University of Chicago professors awarded Sloan Fellowships

The Alfred P. Sloan Foundation has selected three University of Chicago scholars to receive 2008 Sloan research fellowships. Aaron Dinner, Assistant Professor in Chemistry; Margaret Gardel, Assistant Professor in Physics; and Andrej Zlatoš, Assistant Professor in Mathematics, are among 118 scholars named Sloan research fellows from colleges and universities in North America.

Now in their 53rd year, the Sloan research fellowships are intended to enhance the careers of the best young faculty members in chemistry, computational and evolutionary biology, computer science, economics, mathematics, neuroscience and physics. Each fellowship includes a $50,000 grant.

Dinner is using his award to develop new theoretical methods for understanding molecular mechanisms in systems that are fueled by the constant input of energy or matter. These methods are needed to describe the physical chemistry of many processes in living cells. He is applying his methods specifically to studies directed at elucidating design principles of genetic circuits important for the development and function of cells that make up the immune system.

Dinner received his Ph.D. from Harvard University in 1999, then conducted postdoctoral research at the University of Oxford in England and the University of California, Berkeley. His previous honors include the National Science Foundation CAREER Award (2006) and the Dreyfus Foundation New Faculty Award (2003). Dinner was named a Searle Scholar in 2005. He joined the Chicago faculty in 2003.

Gardel specializes in soft condensed matter physics — the rules governing the deformation of materials such as biological tissue, shaving cream and gelatin. She investigates how living, biological matter differs from inert, physical matter. Her work may ultimately provide biomedical scientists with the means of devising new therapies for the treatment of cancer and other diseases. She also is part of a Chicago research team that has launched a study of catastrophic deformation research in cell division and other natural processes, with funding from the W.M. Keck Foundation.

Gardel received her Ph.D. from Harvard University in 2004. She completed a postdoctoral fellowship in physics at the Massachusetts Institute of Technology, and another in cell biology at Scripps Research Institute in California.
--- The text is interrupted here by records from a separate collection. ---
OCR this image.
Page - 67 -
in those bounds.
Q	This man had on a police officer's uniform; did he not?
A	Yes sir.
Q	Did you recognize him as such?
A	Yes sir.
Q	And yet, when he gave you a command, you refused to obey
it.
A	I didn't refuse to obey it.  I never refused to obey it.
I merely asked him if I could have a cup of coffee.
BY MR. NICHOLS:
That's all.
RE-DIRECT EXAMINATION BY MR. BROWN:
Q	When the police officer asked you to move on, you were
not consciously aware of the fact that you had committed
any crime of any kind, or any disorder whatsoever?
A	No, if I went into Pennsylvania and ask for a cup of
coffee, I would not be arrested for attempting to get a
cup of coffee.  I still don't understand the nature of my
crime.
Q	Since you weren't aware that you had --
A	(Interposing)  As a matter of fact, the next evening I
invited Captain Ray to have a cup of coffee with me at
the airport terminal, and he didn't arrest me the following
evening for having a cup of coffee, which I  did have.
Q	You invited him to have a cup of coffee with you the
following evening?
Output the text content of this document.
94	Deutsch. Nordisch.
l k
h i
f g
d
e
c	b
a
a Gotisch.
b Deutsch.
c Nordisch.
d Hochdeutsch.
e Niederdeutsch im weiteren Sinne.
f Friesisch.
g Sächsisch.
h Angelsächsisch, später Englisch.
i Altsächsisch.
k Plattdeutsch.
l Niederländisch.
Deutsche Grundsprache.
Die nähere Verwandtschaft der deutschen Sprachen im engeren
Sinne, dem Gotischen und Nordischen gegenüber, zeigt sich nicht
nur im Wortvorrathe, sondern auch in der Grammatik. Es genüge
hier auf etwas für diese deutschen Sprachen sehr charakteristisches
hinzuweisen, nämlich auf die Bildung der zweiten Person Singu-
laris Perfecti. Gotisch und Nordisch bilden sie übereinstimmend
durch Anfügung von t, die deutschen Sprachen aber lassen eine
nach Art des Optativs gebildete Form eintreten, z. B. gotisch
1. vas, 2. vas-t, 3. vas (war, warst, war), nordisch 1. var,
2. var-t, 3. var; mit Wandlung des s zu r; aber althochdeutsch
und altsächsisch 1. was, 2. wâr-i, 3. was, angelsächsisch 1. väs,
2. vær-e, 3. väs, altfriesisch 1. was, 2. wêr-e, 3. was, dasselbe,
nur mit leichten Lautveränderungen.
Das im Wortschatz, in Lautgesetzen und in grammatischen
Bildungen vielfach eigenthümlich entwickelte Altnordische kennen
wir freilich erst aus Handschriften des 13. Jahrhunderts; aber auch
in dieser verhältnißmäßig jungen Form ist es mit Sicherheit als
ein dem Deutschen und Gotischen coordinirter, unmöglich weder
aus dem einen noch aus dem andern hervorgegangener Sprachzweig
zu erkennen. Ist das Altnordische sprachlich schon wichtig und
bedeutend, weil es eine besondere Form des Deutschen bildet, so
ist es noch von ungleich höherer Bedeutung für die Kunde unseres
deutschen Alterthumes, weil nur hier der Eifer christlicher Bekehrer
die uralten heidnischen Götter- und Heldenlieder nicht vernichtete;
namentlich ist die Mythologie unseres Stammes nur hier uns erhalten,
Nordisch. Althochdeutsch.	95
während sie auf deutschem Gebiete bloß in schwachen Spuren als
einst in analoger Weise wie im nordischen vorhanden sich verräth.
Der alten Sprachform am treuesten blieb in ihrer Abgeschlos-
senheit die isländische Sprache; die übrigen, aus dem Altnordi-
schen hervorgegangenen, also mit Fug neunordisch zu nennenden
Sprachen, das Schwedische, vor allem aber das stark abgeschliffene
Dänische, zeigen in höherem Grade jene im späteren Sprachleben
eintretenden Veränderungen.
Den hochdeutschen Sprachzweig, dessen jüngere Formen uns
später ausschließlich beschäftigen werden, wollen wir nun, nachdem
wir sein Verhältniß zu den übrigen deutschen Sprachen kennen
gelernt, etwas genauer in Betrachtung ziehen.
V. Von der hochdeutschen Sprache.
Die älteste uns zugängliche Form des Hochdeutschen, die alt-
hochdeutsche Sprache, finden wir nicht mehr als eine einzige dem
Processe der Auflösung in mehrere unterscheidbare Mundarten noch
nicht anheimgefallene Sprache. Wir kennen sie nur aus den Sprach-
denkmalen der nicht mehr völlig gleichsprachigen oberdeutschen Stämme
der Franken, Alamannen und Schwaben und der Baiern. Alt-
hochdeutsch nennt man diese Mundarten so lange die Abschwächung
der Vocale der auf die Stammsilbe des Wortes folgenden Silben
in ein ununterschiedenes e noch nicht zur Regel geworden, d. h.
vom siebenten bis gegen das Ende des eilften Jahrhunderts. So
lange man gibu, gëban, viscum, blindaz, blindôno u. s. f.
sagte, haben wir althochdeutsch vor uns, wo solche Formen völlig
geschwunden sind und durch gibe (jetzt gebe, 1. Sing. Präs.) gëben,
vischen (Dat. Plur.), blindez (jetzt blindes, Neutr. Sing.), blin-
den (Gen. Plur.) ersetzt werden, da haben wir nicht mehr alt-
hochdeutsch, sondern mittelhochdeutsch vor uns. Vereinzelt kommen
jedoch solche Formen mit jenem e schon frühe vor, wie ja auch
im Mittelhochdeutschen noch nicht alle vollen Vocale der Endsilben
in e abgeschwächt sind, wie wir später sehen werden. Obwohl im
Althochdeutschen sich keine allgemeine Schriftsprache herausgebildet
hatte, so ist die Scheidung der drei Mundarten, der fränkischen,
She received a Director’s Pioneer Award from the National Institutes of Health in 2007, shortly after joining the Chicago faculty.

Zlatoš works in the area of reaction-diffusion equations, which are mathematical models of processes such as forest fires, chemical reactions and burning in internal-combustion engines. His research focuses on understanding how these processes are affected by changes in the motion of liquid or gaseous media in which they take place. Turbulent motion can act both as catalyst and inhibitor, improving effectiveness of combustion on one hand and extinguishing a fire on the other. Zlatoš studies which properties of such motion are responsible for the occurrence of these and other phenomena in reactive processes.

Zlatoš received his Ph.D. from the California Institute of Technology in 2003. He served as the Van Vleck Visiting Assistant Professor at the University of Wisconsin, Madison, before joining the Chicago faculty in 2006, where his research has been funded by the National Science Foundation.